Terms like "prompt shift" might not be clear to readers unfamiliar with VLMs; for instance, “where downstream tasks provide only coarse weak supervision instead of the fine-grained labels available in the source domain” could use more background.
"it offers a uniform representation of the high-dimensional nature of the real world without being biased by pixel color reconstruction": here “uniform representation” doesn’t clearly convey the intended meaning.
"we innovatively design the object-centric representation stored in the slots to be the Object Token": Terms like "object token" should also be introduced in a more intuitive way for readers unfamiliar with this terminology.
"object-centric learning reduces reliance on domain-specific variables and enables more robust handling of out-of-distribution data": this is a pretty strong claim which may require e.g. some more explanation and/or references. Ideally, one would run an ablation study with alternative representation mechanisms that do not include slot-based approaches.
Some sentences could be rephrased for clarity, like “To avoid disrupting the optimization preference established by the decoder for existing tokens.”
For readers not familiar with SAM, it may be unclear what "prompts" are in this context. In addition, concepts like point prompts should be introduced earlier and with more context.

Experiments.

The results in Table 2 could be made clearer. For instance, the $\Delta$ row reflects improvement over SAM, but in some cases, improvements over WESAM are minimal. Including deltas for all methods or a bar plot would make the comparisons easier to interpret.
Some discussion on SAM’s different prompt types and their expected impact on performance would be helpful.
It would also help to explain degrees of weak supervision in more detail, along with any variations in supervision “strength” and how that might influence results.
As mentioned earlier, an ablation replacing slot attention with other (simpler) approaches could be interesting. On the other hand, some of the current ablation studies focus on aspects that can almost be considered implementation details and do not necessarily provide interesting insights.

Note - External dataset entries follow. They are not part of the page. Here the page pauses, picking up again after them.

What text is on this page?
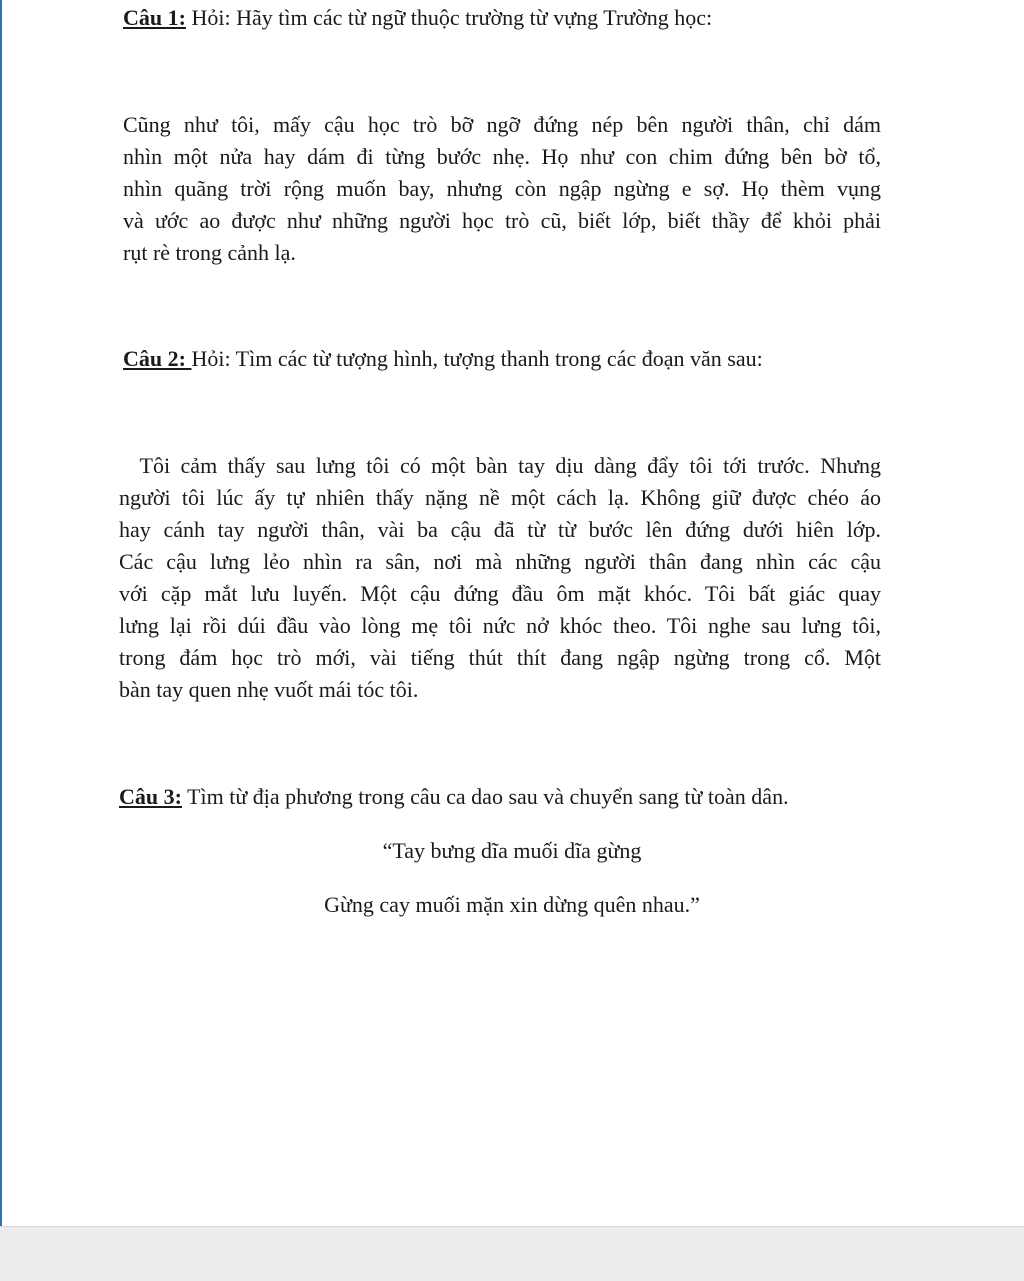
Câu 1: Hỏi: Hãy tìm các từ ngữ thuộc trường từ vựng Trường học:
Cũng như tôi, mấy cậu học trò bỡ ngỡ đứng nép bên người thân, chỉ dám
nhìn một nửa hay dám đi từng bước nhẹ. Họ như con chim đứng bên bờ tổ,
nhìn quãng trời rộng muốn bay, nhưng còn ngập ngừng e sợ. Họ thèm vụng
và ước ao được như những người học trò cũ, biết lớp, biết thầy để khỏi phải
rụt rè trong cảnh lạ.
Câu 2: Hỏi: Tìm các từ tượng hình, tượng thanh trong các đoạn văn sau:
Tôi cảm thấy sau lưng tôi có một bàn tay dịu dàng đẩy tôi tới trước. Nhưng
người tôi lúc ấy tự nhiên thấy nặng nề một cách lạ. Không giữ được chéo áo
hay cánh tay người thân, vài ba cậu đã từ từ bước lên đứng dưới hiên lớp.
Các cậu lưng lẻo nhìn ra sân, nơi mà những người thân đang nhìn các cậu
với cặp mắt lưu luyến. Một cậu đứng đầu ôm mặt khóc. Tôi bất giác quay
lưng lại rồi dúi đầu vào lòng mẹ tôi nức nở khóc theo. Tôi nghe sau lưng tôi,
trong đám học trò mới, vài tiếng thút thít đang ngập ngừng trong cổ. Một
bàn tay quen nhẹ vuốt mái tóc tôi.
Câu 3: Tìm từ địa phương trong câu ca dao sau và chuyển sang từ toàn dân.
“Tay bưng dĩa muối dĩa gừng
Gừng cay muối mặn xin dừng quên nhau.”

Minor. There are a few typos and sentences that need adjustment. Just a few examples:

For instance, in the first paragraph of the introduction: “Despite SAM’s claims robust zero-shot segmentation capabilities” could be “Despite claims of SAM’s robust zero-shot segmentation capabilities” or something to that effect.
Shortly after, “Enhancing SAM’s generalization and robustness on new data is a key focus”: a focus of what, or by whom?
Line 151 includes a repetition: “Slot-Attention is trained as $\mathrm{update}(\mathbf{A},\mathbf{v}) = \mathbf{A}^T \mathbf{v}$ , where $\mathrm{update}(\mathbf{A},\mathbf{v}) = \mathbf{A}^T \mathbf{v}$ ”

Conclusion

The idea is interesting and worth exploring further, but several major issues prevent me from recommending acceptance at this stage: the overall clarity of the exposition, particularly regarding the proposed method; the accurate positioning of this work within the existing literature; and, while the experiments are detailed, they don’t fully align with the broader scope the paper initially suggests.

问题

See weaknesses.

撤稿通知

2024-11-20

We would like to express our sincere gratitude to the Reviewers and Chairs for their invaluable feedback and insights. After careful consideration, we decide to withdraw our submission to further develop and refine our paper based on these constructive comments. Thank you once again for your time and thoughtful evaluation.